O, dat dat rantsoen eens volle waarde voor ons kreeg! Het is dat rantsoen waardoor de toorn gestild en het recht bevredigd is. De opperste Wijsheid heeft recht om haar stem zo luide te laten horen. Gevallen mensenkinderen kunnen door de tussenkomst van deze opperste Wijsheid en dat volwichtige rantsoen weer zalig worden. Al wat buiten de aangebrachte gerechtigheid van deze opperste Wijsheid omgaat, is waardeloos voor God. Al ons goed zal geen nut doen ten dage der verbolgenheid, want die gerechtigheid redt alleen maar van de dood.

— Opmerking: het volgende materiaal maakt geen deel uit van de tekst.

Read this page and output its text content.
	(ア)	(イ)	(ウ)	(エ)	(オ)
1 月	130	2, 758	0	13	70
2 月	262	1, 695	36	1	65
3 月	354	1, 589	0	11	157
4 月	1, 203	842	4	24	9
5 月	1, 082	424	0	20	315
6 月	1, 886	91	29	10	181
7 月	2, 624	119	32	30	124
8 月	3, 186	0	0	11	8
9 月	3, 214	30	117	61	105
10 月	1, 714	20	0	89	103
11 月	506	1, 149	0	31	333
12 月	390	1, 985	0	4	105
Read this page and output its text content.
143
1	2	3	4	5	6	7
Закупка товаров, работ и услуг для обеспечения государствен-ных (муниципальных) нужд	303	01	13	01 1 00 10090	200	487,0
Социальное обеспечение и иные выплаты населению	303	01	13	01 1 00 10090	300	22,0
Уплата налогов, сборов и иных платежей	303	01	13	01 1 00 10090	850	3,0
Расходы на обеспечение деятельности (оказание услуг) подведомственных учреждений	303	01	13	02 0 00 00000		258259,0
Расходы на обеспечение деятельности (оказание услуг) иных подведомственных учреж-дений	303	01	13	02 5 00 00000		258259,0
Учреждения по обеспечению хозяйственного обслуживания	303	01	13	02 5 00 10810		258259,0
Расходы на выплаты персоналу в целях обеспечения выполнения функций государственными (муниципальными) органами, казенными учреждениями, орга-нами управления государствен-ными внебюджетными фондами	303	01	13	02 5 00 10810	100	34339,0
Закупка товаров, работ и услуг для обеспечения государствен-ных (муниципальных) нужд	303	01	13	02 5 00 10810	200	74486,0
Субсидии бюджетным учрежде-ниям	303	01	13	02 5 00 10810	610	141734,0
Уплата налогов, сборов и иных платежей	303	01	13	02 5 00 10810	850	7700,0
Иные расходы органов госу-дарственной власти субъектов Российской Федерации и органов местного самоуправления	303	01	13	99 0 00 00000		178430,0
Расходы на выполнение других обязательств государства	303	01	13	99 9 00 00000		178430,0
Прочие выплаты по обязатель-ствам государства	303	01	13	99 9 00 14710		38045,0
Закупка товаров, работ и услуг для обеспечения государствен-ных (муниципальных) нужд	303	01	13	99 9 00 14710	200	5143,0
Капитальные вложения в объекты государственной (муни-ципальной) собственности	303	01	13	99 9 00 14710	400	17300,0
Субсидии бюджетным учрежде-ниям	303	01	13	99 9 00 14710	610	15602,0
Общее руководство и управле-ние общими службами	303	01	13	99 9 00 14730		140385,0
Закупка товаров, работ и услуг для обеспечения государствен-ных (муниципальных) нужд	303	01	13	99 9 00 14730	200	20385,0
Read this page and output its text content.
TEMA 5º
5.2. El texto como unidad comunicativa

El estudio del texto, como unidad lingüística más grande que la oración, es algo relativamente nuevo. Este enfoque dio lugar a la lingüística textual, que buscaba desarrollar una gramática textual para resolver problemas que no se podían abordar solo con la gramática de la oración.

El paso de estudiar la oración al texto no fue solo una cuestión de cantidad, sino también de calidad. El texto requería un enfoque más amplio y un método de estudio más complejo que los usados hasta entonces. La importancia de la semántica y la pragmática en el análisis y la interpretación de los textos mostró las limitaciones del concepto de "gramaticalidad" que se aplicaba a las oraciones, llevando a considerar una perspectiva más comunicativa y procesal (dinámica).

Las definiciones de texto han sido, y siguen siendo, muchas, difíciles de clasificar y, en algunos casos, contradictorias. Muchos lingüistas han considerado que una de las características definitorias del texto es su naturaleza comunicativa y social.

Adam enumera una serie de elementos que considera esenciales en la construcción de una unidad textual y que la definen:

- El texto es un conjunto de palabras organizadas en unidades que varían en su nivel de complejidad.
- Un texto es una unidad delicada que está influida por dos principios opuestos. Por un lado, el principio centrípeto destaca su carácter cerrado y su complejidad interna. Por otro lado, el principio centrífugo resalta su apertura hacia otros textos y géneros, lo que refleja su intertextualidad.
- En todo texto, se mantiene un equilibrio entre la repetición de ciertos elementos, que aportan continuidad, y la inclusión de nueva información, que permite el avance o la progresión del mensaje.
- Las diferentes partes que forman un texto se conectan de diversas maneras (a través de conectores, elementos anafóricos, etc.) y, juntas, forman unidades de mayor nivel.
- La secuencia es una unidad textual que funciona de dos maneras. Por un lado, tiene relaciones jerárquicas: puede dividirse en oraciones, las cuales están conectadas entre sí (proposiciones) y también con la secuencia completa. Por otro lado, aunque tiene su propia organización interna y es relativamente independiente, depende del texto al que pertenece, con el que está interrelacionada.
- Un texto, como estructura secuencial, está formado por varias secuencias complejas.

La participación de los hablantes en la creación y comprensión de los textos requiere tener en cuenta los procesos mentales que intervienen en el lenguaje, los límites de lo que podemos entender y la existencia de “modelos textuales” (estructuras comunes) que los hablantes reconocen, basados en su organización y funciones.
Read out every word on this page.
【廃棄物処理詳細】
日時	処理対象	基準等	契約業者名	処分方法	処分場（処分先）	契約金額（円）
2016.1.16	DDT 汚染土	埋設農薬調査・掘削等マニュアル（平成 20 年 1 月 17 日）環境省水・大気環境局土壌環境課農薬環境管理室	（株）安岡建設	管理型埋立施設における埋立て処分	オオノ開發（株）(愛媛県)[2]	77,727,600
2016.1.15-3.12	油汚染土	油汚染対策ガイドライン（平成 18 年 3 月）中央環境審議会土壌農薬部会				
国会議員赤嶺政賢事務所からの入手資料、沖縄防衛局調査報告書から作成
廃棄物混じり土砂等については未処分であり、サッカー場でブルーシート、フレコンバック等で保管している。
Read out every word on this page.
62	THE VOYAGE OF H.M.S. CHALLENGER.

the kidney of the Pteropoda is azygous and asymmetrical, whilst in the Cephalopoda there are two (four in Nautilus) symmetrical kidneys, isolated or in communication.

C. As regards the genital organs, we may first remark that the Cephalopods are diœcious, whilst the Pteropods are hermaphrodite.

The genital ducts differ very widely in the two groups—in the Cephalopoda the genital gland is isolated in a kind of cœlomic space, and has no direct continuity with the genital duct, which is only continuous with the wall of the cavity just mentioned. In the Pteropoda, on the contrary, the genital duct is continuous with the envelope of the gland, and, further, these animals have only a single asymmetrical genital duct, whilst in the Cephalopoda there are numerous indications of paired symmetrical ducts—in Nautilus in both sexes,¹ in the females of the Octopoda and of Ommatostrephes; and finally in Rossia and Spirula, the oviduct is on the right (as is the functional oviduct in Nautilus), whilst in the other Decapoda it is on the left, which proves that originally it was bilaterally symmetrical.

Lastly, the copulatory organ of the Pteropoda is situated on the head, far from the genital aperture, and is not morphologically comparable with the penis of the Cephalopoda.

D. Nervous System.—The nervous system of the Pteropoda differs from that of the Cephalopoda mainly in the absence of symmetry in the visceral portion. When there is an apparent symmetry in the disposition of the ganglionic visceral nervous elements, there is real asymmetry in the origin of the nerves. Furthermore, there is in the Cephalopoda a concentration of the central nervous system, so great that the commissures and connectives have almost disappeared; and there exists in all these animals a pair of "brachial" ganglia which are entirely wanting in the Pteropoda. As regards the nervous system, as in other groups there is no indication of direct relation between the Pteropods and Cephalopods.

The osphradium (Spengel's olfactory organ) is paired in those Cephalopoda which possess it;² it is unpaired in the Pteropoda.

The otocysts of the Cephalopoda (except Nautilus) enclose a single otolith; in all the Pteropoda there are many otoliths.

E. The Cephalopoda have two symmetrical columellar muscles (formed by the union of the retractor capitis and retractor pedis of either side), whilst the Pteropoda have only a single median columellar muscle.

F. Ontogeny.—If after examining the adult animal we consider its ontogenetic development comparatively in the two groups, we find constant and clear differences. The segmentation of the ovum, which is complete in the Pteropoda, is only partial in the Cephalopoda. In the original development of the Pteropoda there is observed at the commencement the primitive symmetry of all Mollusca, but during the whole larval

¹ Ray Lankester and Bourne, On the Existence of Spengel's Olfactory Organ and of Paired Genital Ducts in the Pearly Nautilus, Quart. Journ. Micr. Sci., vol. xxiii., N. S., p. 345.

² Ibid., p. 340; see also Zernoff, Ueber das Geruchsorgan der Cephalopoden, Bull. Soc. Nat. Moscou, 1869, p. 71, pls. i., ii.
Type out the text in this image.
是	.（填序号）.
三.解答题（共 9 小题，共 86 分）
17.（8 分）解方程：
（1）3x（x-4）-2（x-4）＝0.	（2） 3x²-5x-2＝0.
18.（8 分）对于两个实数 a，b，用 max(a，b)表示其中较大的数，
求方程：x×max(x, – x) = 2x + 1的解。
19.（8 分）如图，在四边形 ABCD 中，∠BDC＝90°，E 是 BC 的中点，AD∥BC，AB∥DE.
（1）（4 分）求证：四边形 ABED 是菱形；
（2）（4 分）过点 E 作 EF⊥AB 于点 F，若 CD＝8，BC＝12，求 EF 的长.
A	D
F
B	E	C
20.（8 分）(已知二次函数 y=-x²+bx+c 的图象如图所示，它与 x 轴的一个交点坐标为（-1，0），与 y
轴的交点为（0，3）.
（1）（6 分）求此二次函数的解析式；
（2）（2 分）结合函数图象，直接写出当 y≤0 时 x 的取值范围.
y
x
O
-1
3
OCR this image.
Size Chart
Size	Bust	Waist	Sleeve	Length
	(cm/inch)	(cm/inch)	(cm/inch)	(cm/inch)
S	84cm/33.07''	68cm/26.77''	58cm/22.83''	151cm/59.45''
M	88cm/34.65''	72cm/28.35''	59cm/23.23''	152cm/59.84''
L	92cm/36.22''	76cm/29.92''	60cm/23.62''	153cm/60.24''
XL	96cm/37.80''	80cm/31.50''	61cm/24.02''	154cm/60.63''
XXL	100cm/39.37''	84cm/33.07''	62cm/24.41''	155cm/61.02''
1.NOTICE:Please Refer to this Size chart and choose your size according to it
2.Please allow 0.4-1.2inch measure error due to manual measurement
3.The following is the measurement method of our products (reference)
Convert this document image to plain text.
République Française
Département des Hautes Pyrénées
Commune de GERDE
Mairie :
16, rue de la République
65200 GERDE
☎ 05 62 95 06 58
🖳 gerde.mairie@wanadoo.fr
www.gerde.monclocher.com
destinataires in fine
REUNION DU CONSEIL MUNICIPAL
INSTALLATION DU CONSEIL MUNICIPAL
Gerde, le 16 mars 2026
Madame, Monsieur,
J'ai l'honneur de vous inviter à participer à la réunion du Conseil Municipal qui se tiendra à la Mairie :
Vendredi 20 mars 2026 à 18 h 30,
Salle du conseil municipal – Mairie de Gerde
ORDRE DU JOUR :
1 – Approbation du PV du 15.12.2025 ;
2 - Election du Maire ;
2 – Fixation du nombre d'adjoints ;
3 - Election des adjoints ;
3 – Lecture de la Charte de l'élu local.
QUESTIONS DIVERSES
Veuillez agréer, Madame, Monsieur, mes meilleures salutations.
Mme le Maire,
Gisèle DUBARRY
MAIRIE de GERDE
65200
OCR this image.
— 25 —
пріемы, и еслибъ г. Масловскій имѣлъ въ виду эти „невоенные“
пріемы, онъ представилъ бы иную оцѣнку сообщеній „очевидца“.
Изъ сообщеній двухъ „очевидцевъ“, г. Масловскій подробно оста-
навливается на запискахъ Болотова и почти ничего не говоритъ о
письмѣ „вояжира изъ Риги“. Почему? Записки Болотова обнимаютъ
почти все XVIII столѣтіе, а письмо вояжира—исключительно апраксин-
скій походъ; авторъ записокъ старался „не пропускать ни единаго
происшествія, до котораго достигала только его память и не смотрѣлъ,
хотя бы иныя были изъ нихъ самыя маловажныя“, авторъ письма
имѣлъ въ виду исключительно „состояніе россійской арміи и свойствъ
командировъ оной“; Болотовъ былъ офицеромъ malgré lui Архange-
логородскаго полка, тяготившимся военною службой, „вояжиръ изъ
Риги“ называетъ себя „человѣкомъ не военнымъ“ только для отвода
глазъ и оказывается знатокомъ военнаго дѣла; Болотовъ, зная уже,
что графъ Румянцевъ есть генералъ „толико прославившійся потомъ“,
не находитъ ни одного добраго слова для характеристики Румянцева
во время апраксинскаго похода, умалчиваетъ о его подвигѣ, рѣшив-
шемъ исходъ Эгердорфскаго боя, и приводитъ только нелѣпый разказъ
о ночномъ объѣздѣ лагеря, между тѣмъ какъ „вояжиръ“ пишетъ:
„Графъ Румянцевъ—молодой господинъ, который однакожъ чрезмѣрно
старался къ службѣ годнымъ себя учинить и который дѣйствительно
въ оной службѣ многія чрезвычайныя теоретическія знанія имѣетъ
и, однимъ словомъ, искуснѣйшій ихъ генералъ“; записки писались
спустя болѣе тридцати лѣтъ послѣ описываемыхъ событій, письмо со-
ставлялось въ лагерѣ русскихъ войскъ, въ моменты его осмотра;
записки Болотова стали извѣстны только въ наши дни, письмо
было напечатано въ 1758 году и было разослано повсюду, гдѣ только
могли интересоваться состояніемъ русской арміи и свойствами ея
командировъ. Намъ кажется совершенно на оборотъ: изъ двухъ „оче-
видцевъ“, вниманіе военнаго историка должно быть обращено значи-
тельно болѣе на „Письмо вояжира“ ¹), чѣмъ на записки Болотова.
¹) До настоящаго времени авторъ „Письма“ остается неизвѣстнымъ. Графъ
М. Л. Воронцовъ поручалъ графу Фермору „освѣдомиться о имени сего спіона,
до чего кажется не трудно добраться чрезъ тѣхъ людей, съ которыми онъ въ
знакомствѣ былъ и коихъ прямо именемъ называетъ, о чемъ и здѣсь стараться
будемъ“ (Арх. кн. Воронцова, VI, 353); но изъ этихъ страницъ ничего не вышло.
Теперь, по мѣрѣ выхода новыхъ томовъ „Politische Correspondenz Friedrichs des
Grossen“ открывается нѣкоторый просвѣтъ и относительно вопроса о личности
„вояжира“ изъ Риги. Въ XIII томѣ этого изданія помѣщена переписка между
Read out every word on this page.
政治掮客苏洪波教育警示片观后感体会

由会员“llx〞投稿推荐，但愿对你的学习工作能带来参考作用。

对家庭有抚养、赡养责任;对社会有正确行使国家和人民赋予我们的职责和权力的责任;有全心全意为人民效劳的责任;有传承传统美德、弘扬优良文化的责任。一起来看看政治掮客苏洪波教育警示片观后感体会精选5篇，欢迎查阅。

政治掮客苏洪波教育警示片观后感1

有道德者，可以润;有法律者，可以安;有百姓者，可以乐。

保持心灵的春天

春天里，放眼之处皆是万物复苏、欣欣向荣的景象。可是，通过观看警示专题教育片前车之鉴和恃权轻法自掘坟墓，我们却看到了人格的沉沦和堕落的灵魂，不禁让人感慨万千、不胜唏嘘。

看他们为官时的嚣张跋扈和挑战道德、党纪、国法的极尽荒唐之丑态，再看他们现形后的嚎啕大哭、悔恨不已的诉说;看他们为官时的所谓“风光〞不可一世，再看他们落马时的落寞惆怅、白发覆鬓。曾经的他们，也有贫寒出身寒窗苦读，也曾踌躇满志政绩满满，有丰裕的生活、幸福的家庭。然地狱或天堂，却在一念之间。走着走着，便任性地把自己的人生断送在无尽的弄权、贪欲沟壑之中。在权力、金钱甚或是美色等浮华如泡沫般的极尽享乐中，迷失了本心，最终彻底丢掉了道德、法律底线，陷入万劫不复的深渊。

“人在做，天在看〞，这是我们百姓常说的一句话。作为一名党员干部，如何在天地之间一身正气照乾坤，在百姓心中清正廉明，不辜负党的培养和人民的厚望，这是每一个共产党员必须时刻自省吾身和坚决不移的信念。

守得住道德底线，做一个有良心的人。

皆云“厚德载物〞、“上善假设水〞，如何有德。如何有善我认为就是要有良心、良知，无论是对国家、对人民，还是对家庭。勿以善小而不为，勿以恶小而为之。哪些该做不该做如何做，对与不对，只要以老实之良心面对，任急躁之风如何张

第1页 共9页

Er komt een ogenblik voor de zich verloren kennende zondaar, dat in z'n uiterste verlegenheid, als alle gerechtigheden van het schepsel hem ontvallen, de opperste Wijsheid hem luide toeroept dat er bij Haar gerechtigheid is. Och, dat onze oren meer en meer ontsloten werden voor het geroep van de opperste Wijsheid, opdat niets ons zal kunnen bevredigen buiten, die gerechtigheid die ons alleen met God verzoenen kan. Want gewisselijk, in de Heere zijn gerechtigheden en sterkte; tot Hem zal men komen. Jes. 45:24.

Dit artikel werd u aangeboden door: https://www.gergeminned.nl

Deze tekst is geautomatiseerd gemaakt en kan nog fouten bevatten. Digibron werkt voortdurend aan correctie. Klik voor het origineel door naar de pdf. Voor opmerkingen, vragen, informatie: contact.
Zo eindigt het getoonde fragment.